Once the cat has free access to the home, they’ll need a low, large, uncovered box on every level of the home. For every cat in the home, you’ll need one litterbox per cat, plus one… so if you’ve got one cat, you’ll need at least two boxes in the home. It’s important that those boxes be easy to find and not hidden in scary places like the laundry room. Avoid using electronic litterboxes or alternative litter types with your new cat until they’ve had a chance to get used to those things as they’re likely not accustomed to them. You’ll be able to make the changes to the litterbox setup that you’d like to make eventually, but for now, until your cat is consistently using the boxes you’ve provided, keep those boxes plentiful, clean and easy to find and access.
If you find yourself with accidents happening, first make sure that you have provided enough boxes, that they’re easy for the cat to get in and out of and that both the box and the litter type are easily recognizable to the cat. Ask yourself if maybe the cat needed more time in their acclimation space… are they fearful and eliminating where they’re hiding in the home?

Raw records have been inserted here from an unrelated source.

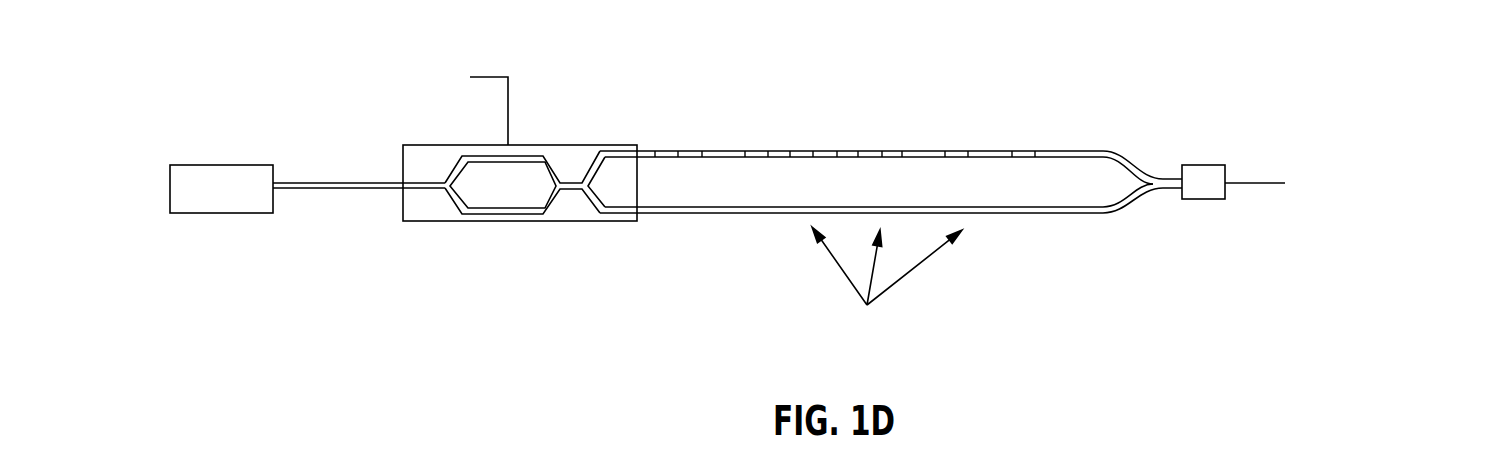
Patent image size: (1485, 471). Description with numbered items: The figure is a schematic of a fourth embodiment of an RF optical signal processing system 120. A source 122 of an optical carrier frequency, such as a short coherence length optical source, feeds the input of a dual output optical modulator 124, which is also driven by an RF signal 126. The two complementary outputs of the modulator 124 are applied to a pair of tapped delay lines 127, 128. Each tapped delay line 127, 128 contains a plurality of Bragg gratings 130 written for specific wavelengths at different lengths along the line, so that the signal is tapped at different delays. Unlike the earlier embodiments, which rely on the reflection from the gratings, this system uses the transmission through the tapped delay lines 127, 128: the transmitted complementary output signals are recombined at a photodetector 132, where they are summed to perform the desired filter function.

The RF optical signal processing system 120 is at (1400, 123).
The source of an optical carrier frequency 122 is at (223, 165).
The dual output optical modulator 124 is at (403, 221).
The RF signal 126 is at (508, 100).
The first output fiber 127 is at (656, 150).
The tapped delay line 128 is at (670, 213).
The Bragg gratings 130 is at (945, 140).
The photodetector 132 is at (1197, 165).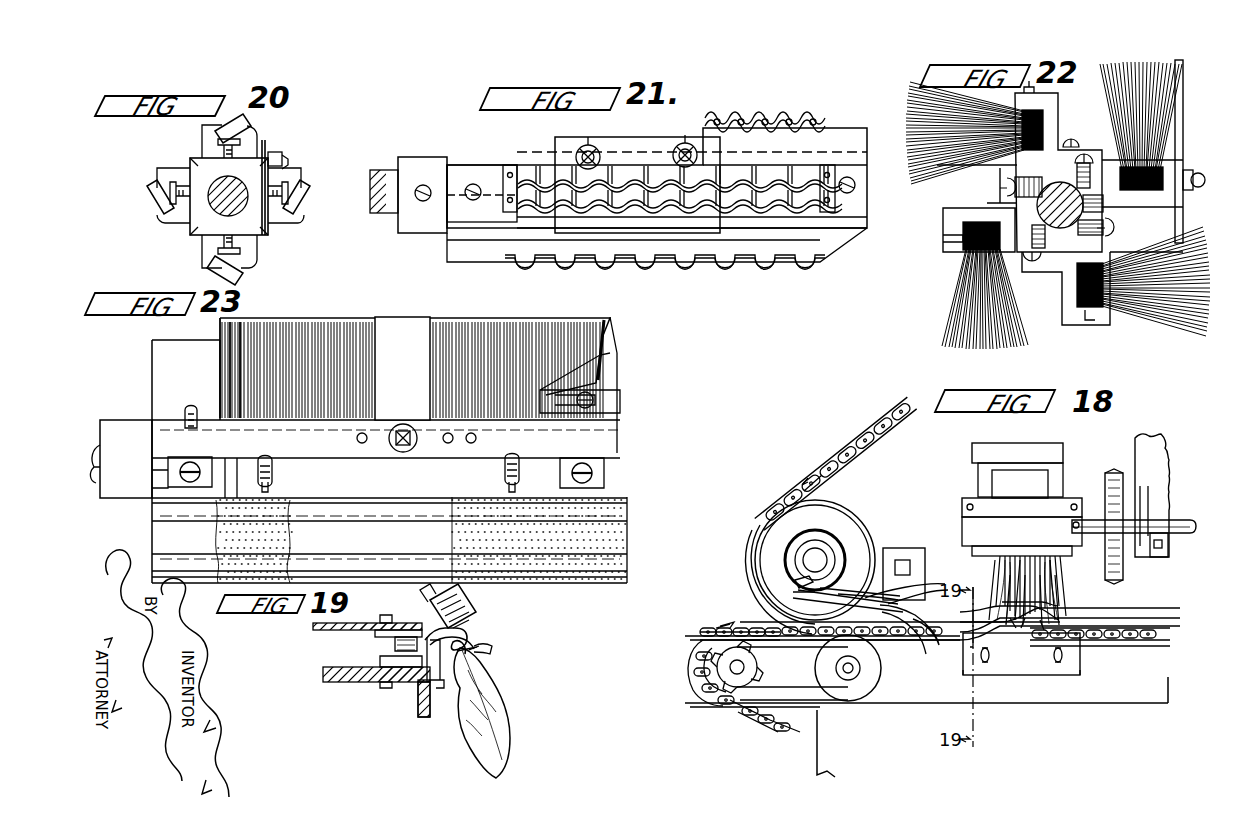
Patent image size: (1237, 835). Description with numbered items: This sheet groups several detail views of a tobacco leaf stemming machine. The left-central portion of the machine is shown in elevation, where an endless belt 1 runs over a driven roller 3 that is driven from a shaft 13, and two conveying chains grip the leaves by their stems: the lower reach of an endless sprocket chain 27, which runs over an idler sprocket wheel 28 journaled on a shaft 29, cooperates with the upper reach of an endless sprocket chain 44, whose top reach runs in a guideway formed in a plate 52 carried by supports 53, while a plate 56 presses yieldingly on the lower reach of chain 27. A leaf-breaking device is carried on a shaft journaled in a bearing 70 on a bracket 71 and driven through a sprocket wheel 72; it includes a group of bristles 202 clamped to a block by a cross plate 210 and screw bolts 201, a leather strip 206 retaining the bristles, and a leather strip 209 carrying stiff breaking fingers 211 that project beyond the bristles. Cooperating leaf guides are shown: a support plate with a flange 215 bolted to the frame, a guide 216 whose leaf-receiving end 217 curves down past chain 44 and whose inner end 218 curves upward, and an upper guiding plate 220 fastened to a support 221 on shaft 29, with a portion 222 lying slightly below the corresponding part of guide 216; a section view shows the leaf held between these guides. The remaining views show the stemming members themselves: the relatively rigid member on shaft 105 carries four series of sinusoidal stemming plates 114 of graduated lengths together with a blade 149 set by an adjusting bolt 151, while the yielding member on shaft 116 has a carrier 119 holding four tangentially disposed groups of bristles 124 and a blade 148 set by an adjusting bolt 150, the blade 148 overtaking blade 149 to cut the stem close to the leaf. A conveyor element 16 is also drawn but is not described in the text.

In FIG. 18, the endless belt 1 is at (700, 710).
In FIG. 18, the driven roller 3 is at (868, 688).
In FIG. 18, the shaft 13 is at (744, 667).
In FIG. 18, the conveyor 16 is at (1142, 642).
In FIG. 18, the endless sprocket chain 27 is at (848, 452).
In FIG. 18, the idler sprocket wheel 28 is at (847, 520).
In FIG. 18, the shaft 29 is at (814, 553).
In FIG. 18, the endless sprocket chain 44 is at (700, 654).
In FIG. 19, the plate 52 is at (400, 656).
In FIG. 19, the supports 53 is at (356, 685).
In FIG. 19, the plate 56 is at (418, 600).
In FIG. 18, the bearing 70 is at (1090, 518).
In FIG. 18, the bracket 71 is at (1143, 560).
In FIG. 18, the sprocket wheel 72 is at (1114, 468).
In FIG. 20, the shaft 105 is at (240, 205).
In FIG. 21, the shaft 105 is at (392, 182).
In FIG. 20, the stemming plates 114 is at (238, 118).
In FIG. 21, the stemming plates 114 is at (651, 122).
In FIG. 22, the shaft 116 is at (1050, 203).
In FIG. 23, the shaft 116 is at (100, 428).
In FIG. 22, the carrier 119 is at (1082, 300).
In FIG. 22, the group of bristles 124 is at (915, 98).
In FIG. 23, the group of bristles 124 is at (500, 340).
In FIG. 22, the blade 148 is at (1184, 140).
In FIG. 23, the blade 148 is at (400, 330).
In FIG. 20, the blade 149 is at (266, 146).
In FIG. 21, the blade 149 is at (555, 145).
In FIG. 22, the adjusting bolt 150 is at (1211, 156).
In FIG. 23, the adjusting bolt 150 is at (403, 452).
In FIG. 20, the adjusting bolt 151 is at (283, 160).
In FIG. 21, the adjusting bolt 151 is at (582, 142).
In FIG. 18, the screw bolts 201 is at (962, 500).
In FIG. 18, the group of bristles 202 is at (1068, 578).
In FIG. 18, the leather strip 206 is at (985, 552).
In FIG. 18, the leather strip 209 is at (1000, 482).
In FIG. 18, the cross plate 210 is at (1000, 530).
In FIG. 18, the breaking fingers 211 is at (1010, 567).
In FIG. 19, the supporting flange 215 is at (448, 700).
In FIG. 18, the supporting flange 215 is at (1010, 672).
In FIG. 19, the guide 216 is at (462, 636).
In FIG. 18, the guide 216 is at (1072, 604).
In FIG. 18, the leaf-receiving end 217 is at (900, 650).
In FIG. 18, the upwardly curved inner end 218 is at (1180, 596).
In FIG. 18, the guiding plate 220 is at (855, 555).
In FIG. 18, the support 221 is at (790, 585).
In FIG. 19, the portion of the guiding plate 222 is at (478, 656).
In FIG. 18, the portion of the guiding plate 222 is at (1005, 640).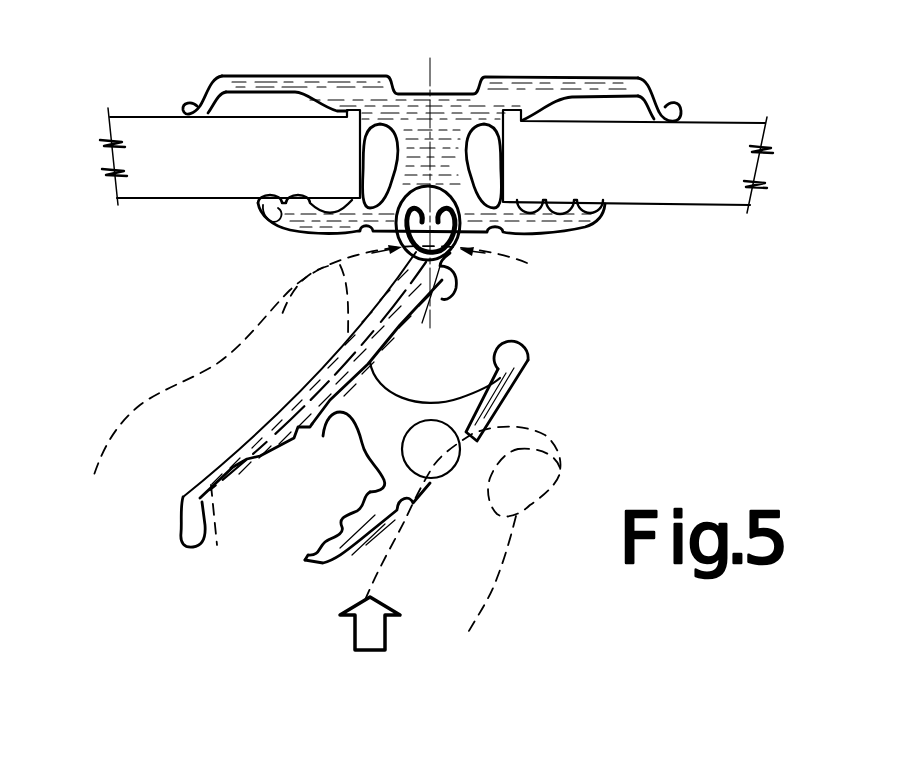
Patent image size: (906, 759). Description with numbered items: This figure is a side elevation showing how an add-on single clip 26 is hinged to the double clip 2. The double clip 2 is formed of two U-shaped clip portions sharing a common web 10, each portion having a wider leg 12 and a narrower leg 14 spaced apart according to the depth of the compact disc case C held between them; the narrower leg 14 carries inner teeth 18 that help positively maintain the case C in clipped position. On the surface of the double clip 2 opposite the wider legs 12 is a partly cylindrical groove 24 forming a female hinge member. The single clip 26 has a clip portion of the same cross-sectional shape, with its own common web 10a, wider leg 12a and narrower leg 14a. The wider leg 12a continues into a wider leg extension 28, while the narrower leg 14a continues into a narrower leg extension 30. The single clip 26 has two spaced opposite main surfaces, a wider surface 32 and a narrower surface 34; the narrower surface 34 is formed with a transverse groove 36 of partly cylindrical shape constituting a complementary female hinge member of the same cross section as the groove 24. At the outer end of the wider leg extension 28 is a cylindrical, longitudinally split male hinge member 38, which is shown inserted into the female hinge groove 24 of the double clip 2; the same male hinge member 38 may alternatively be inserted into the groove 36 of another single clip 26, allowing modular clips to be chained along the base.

The double clip 2 is at (538, 66).
The common web 10 is at (443, 120).
The wider leg 12 is at (272, 76).
The narrower leg 14 is at (313, 229).
The inner teeth 18 is at (270, 213).
The partly cylindrical groove 24 is at (445, 203).
The single clip 26 is at (548, 343).
The wider leg extension 28 is at (420, 324).
The narrower leg extension 30 is at (527, 397).
The wider surface 32 is at (321, 368).
The narrower surface 34 is at (380, 543).
The transverse groove 36 is at (424, 426).
The male hinge member 38 is at (447, 262).
The common web 10a is at (368, 437).
The wider leg 12a is at (254, 432).
The narrower leg 14a is at (333, 560).
The case C is at (123, 153).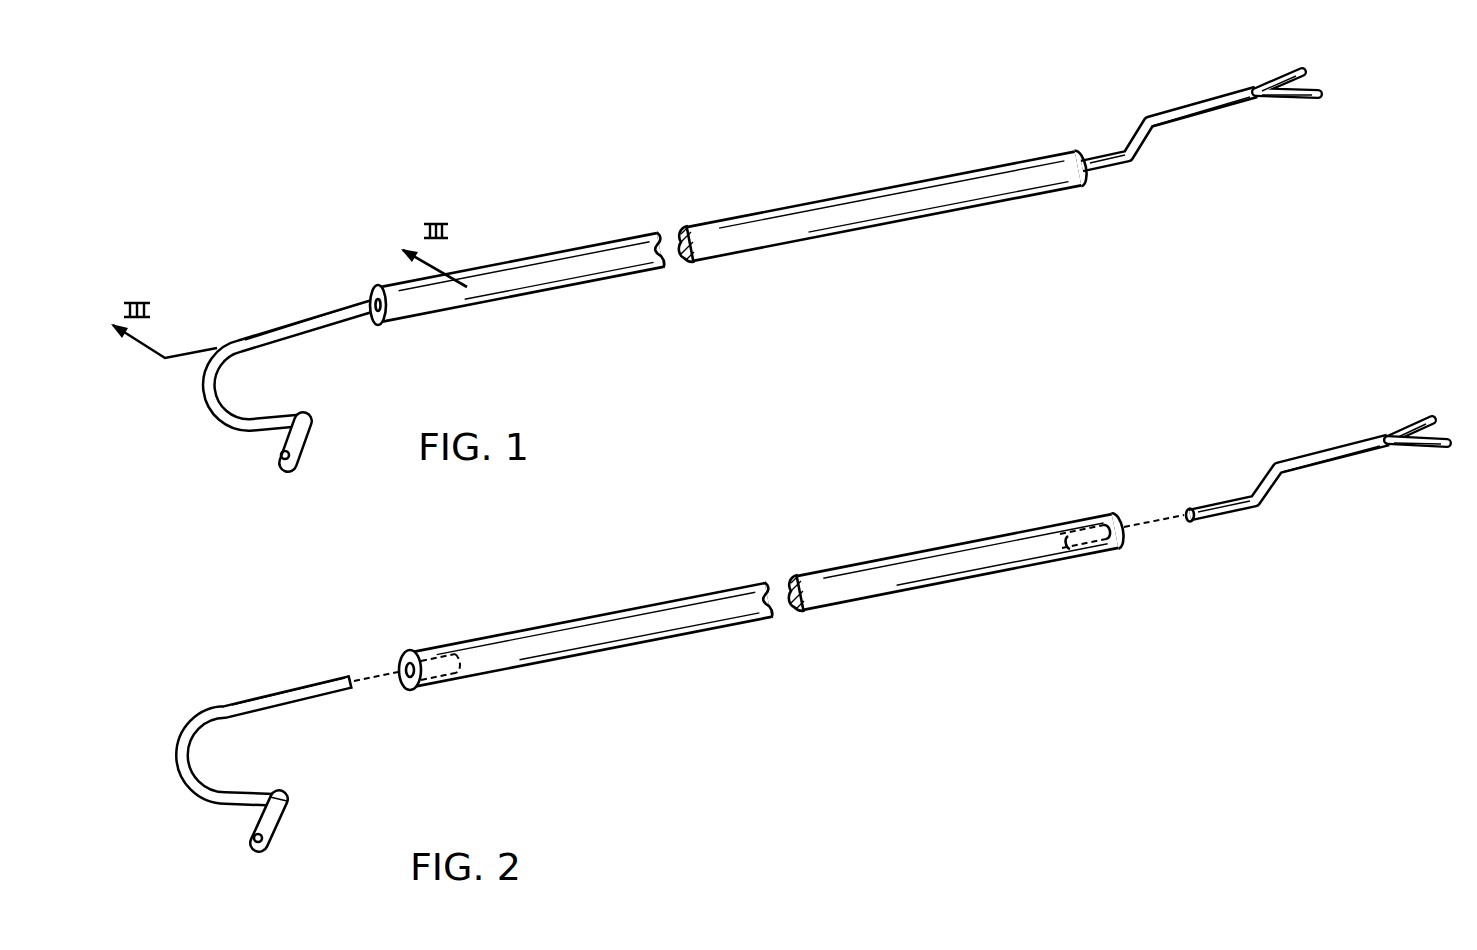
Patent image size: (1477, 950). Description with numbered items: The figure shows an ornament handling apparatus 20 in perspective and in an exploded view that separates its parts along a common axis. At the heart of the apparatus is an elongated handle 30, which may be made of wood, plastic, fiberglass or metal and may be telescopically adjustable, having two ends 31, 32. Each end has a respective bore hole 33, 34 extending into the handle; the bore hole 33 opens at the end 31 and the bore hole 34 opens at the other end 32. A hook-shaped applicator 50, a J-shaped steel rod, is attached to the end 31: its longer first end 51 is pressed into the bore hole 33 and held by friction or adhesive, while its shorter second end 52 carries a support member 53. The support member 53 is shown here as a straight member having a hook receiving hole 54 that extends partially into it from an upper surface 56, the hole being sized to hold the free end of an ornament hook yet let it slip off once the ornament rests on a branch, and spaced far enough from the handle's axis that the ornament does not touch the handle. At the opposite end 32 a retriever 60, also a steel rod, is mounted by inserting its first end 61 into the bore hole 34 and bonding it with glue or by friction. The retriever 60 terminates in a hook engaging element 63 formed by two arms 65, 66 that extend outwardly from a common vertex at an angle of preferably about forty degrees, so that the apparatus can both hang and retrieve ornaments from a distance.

In FIG. 1, the ornament handling apparatus 20 is at (763, 263).
In FIG. 2, the ornament handling apparatus 20 is at (822, 614).
In FIG. 1, the elongated handle 30 is at (844, 183).
In FIG. 2, the elongated handle 30 is at (791, 607).
In FIG. 2, the end of elongated handle 31 is at (444, 666).
In FIG. 2, the other end of elongated handle 32 is at (1121, 534).
In FIG. 2, the bore hole 33 is at (408, 690).
In FIG. 2, the bore hole 34 is at (1092, 538).
In FIG. 1, the hook-shaped applicator 50 is at (294, 382).
In FIG. 2, the hook-shaped applicator 50 is at (270, 746).
In FIG. 2, the first end of applicator 51 is at (346, 678).
In FIG. 2, the second end of applicator 52 is at (275, 795).
In FIG. 1, the support member 53 is at (300, 446).
In FIG. 2, the support member 53 is at (273, 807).
In FIG. 2, the hook receiving hole 54 is at (270, 851).
In FIG. 2, the upper surface of support member 56 is at (257, 822).
In FIG. 1, the retriever 60 is at (1200, 103).
In FIG. 2, the retriever 60 is at (1331, 467).
In FIG. 2, the first end of retriever 61 is at (1192, 522).
In FIG. 1, the hook engaging element 63 is at (1262, 90).
In FIG. 2, the hook engaging element 63 is at (1399, 436).
In FIG. 2, the arm of hook engaging element 65 is at (1433, 449).
In FIG. 2, the arm of hook engaging element 66 is at (1418, 420).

Is it a kitten who can’t make it to the basement to use the litterbox? Is it an elderly cat who needs just one more litterbox to have enough access throughout the home? Perhaps they’ve met the resident dog or cat and need to move back through the introduction process to make everyone feel a bit more at ease?
Please see our handouts “Tips for Resolving Litterbox Problems” and “Your New Cat and the Litterbox” for more information.
It’s not uncommon for a cat who is new to a home to scratch objects. It’s a way to mark their space, to shed the outer layer of their nails and to play and have fun. Initially offer your cat a variety of scratchers and observe which they seem most drawn to. Horizontal, vertical, a variety of surfaces… it’s also important that the scratcher be long enough for your cat to stretch out and scratch. Make sure that those scratchers are in places that the cat seems most interested in scratching. If you’re having issues making the post seem appealing, try using a variety of catnip and feeding some really great treats or wet food right there on/ near the scratcher can help to attract the cat to use it. Put something unappealing on the surface that they are scratching, something like double sided tape often works. There’s also a great product called Feliscratch that has worked wonders for some folks, it’s available at most pet stores. Also making sure that your cat’s nails are trimmed and that they have plenty of environmental enrichment can make a huge difference in their scratching behaviors.